She ignored the tea and forgot that the sky was blue. It was too late to send for the police. All that could be done now was to tell Jackie to go, in the most tactful terms. It would be better not to offend him. Perhaps he carried a gun only to help him in his robberies; it was equally possible that he loved his gun and longed to use it. As she brushed her hair she remembered that Harry had asked for the gun, but she wasn’t sure what had happened in the minute before she entered the kitchen. Harry had asked for the gun; she didn’t know if Jackie had given it to him. If Harry had the gun there was nothing to worry about, except that Jackie might be equally ready to use a bread-knife, or a poker. In any case, Harry would never shoot anyone; he was too good-natured.
She thought tenderly of Harry, and then with a rush of anger remembered how unfairly everyone treated him. She thought of the poets who had died of starvation, drink, drugs, neglect, tuberculosis, and drowning. She would save Harry from all of these. She put down the hair brush and went to her bookcase. There was an issue of the Poets’ Journal devoted to Harry.
She sat down on the bed to read more comfortably.
Prudence came in, with the violence and speed of someone being pursued by the police.
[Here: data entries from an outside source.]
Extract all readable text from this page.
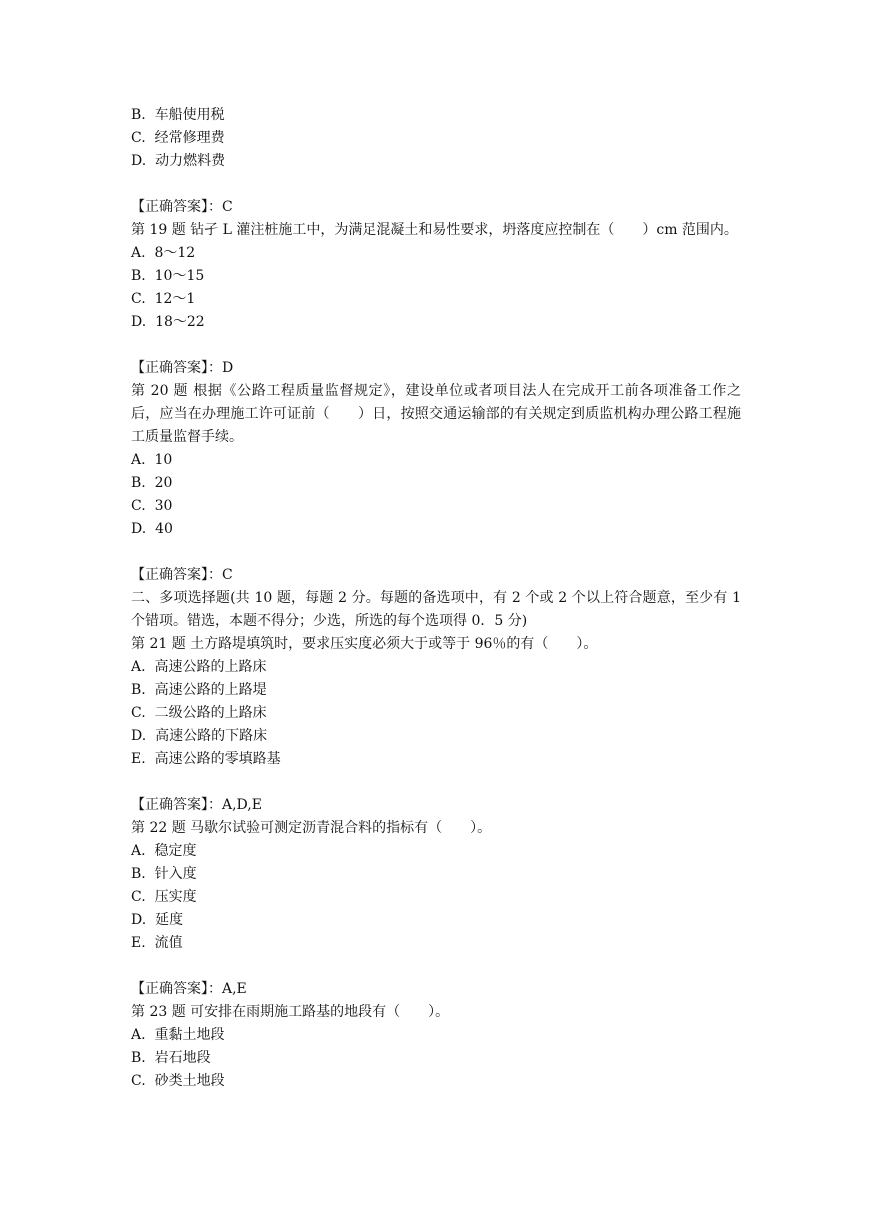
B.  车船使用税
C.  经常修理费
D.  动力燃料费
【正确答案】：C
第 19 题 钻孑 L 灌注桩施工中，为满足混凝土和易性要求，坍落度应控制在（　　）cm 范围内。
A.  8～12
B.  10～15
C.  12～1
D.  18～22
【正确答案】：D
第 20 题 根据《公路工程质量监督规定》，建设单位或者项目法人在完成开工前各项准备工作之后，应当在办理施工许可证前（　　）日，按照交通运输部的有关规定到质监机构办理公路工程施工质量监督手续。
A.  10
B.  20
C.  30
D.  40
【正确答案】：C
二、多项选择题(共 10 题，每题 2 分。每题的备选项中，有 2 个或 2 个以上符合题意，至少有 1 个错项。错选，本题不得分；少选，所选的每个选项得 0．5 分)
第 21 题 土方路堤填筑时，要求压实度必须大于或等于 96％的有（　　）。
A.  高速公路的上路床
B.  高速公路的上路堤
C.  二级公路的上路床
D.  高速公路的下路床
E.  高速公路的零填路基
【正确答案】：A,D,E
第 22 题 马歇尔试验可测定沥青混合料的指标有（　　）。
A.  稳定度
B.  针入度
C.  压实度
D.  延度
E.  流值
【正确答案】：A,E
第 23 题 可安排在雨期施工路基的地段有（　　）。
A.  重黏土地段
B.  岩石地段
C.  砂类土地段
It was her usual method of entry in the morning.
“Reading?” she asked suspiciously.
Hester stood up, and slipped the magazine back into the bookcase. Prudence watched carefully, then examined the bookcase.
“Reading poetry at this time in the morning!” she exclaimed in wonder. “You’re a bit nuts, aren’t you?”
“Is that all you wanted to say?”
“No. I’m going to that tennis club dance thing tonight. Terribly dull, I expect, and the only one who asked me was that loutish boy Baron. You know, he’s going to be an accountant. He talks all the time about maths and the Pony Club. It’s going to be absolutely hideous but I thought I’d go. So I was wondering if I could borrow that blue-and-white thing of yours.”
“I thought you despised all my clothes.”
“I’ve got practically none of my own. Father thinks when he’s bought me a gym blouse and hockey shorts that I’m provided with clothes till next summer.”
“Of course you can borrow it, Prudence. It would be nice to have a few more clothes,” Hester said, sighing.
“I told you I was going to take up dress-making. I’ll be able to make myself super things for next to nothing,” Prudence said cheerfully.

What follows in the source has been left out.